Far from arguing against preventing Iran from acquiring nuclear weapons, the Pakistani precedent argues for taking every possible action to prevent Iran from acquiring them. After all, unlike the situation in Pakistan, Iran's regime is already controlled by jihadist revolutionaries. And like their counterparts in Pakistan, these forces will be strengthened, not weakened in the event that Iran acquires nuclear weapons.
Indeed, since Obama came into office waving an enormous olive branch in Teheran's direction, the regime has become more outspoken in its hostility toward the US. It has humiliated Washington by refusing visas to America's women's badminton team to play their Iranian counterparts.
It has announced it will only agree to direct talks with Washington if it pulls US forces out of the Middle East, abandons Israel and does nothing to prevent Iran from acquiring nuclear weapons. It has rudely blackballed US representatives who are Jewish, like House Foreign Affairs Committee chairman Howard Berman, at international conclaves.And it has announced that it will refuse to deal with Obama's suggested envoy to Iran, Dennis Ross, who is also a Jew. In all of its actions, Iran has gone out of its way to embarrass Obama and humiliate America. And Obama, for his part, has continued to embrace Teheran as his most sought-after negotiating partner.
MOVING AHEAD, the question of how our next government should handle America's apparent decision to turn its back on its traditional role as freedom's global defender becomes the most pressing concern. It is clear that we will need to embrace the burden of our own defense and stop expecting to receive much from our alliance with the US. But it is also clear that we will need a new strategy for dealing with the US itself.
In formulating that policy, the next government should draw lessons from fellow US-ally India. Once it became clear to the Indians that the Obama administration intended to treat them as the strategic and moral equivalent of Pakistan, they struck back hard. When the administration signaled that it would agree to Pakistan's assertion that its problems with the Taliban were linked to India's refusal to cede Jammu and Kashmir to Islamabad, New Delhi essentially told Washington to get lost.

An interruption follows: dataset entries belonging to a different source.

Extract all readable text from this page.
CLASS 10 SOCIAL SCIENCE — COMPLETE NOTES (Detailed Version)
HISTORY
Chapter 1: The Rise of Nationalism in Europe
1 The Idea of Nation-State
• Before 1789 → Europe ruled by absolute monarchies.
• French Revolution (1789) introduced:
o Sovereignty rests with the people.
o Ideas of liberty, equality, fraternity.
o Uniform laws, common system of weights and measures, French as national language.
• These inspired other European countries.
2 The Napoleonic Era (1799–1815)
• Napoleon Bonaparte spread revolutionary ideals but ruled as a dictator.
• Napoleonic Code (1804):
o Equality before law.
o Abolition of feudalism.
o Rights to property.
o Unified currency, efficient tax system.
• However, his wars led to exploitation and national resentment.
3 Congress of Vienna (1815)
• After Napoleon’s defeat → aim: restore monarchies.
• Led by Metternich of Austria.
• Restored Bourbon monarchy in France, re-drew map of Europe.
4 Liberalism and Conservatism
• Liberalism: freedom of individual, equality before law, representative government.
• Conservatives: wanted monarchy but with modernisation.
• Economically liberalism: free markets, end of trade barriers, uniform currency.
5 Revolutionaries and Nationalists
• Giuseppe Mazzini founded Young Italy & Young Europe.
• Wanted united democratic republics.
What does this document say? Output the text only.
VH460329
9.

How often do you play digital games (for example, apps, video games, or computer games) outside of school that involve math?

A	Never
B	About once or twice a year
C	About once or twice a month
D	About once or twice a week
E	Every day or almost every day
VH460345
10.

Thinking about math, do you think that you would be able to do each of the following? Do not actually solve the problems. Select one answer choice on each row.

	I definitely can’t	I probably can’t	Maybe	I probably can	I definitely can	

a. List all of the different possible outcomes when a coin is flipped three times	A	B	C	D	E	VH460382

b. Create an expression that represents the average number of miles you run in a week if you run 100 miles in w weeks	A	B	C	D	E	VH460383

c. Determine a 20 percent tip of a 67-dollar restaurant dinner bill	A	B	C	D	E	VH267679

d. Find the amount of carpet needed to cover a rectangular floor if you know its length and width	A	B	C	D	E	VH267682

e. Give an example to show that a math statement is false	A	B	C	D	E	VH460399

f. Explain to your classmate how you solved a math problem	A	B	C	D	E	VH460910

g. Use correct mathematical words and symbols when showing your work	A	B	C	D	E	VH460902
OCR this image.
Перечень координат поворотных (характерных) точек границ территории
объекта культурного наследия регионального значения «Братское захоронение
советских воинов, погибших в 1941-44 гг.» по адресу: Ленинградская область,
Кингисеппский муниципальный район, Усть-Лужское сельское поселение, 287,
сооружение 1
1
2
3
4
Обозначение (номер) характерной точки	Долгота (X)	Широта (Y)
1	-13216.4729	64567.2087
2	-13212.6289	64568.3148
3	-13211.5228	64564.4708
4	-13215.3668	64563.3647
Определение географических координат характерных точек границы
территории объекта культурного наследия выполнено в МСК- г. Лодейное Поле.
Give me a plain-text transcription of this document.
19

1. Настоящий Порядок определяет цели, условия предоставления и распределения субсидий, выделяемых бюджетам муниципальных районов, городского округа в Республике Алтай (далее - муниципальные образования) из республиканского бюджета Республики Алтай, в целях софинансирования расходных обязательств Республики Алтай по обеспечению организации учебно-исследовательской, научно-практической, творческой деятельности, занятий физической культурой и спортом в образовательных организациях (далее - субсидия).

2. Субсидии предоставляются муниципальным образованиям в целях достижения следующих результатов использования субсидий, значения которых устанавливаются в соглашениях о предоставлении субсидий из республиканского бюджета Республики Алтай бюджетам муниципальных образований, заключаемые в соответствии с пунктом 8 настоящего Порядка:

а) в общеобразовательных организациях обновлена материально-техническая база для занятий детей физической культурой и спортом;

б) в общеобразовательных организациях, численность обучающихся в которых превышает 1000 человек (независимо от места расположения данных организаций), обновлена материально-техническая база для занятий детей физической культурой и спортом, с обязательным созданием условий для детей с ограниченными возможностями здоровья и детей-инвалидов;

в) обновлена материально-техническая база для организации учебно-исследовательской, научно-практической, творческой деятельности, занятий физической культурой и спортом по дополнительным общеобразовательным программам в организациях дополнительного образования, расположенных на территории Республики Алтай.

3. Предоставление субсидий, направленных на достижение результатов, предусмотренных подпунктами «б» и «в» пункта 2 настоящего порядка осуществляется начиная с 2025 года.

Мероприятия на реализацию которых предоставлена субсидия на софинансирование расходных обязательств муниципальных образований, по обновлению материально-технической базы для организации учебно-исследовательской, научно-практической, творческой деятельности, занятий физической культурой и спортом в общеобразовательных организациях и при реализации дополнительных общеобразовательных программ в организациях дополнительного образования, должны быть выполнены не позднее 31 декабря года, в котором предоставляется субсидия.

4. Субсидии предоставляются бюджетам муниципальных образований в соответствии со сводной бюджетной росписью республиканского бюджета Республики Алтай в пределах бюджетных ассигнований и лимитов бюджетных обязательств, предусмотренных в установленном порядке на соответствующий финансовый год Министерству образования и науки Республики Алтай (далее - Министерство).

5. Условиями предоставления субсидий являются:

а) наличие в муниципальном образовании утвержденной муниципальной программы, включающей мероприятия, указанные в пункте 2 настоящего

In an interview on Indian television last week, ahead of Holbrook's first visit to the area this week, India's National Security Adviser M.K. Narayanan said that Obama would be "barking up the wrong tree" if he were to subscribe to such views. He added that India would be unwilling to discuss the issue of Jammu and Kashmir with Holbrook and so compelled Obama to remove the issue from Holbrook's portfolio.
At the same time, the Indian government released a dossier substantiating its claim that the December attacks on Mumbai were planned in jihadist terror training camps in Pakistan and enjoyed the support of the ISI. Moreover, in response to Khan's release from house arrest on Friday, India called for the international community to list Pakistan as a terror state.
In acting as it has, India has made two things clear to the Obama administration. First, it will not allow Washington to appease Pakistan at its expense. Second, it will do whatever it believes is necessary to secure its own interests both diplomatically and militarily.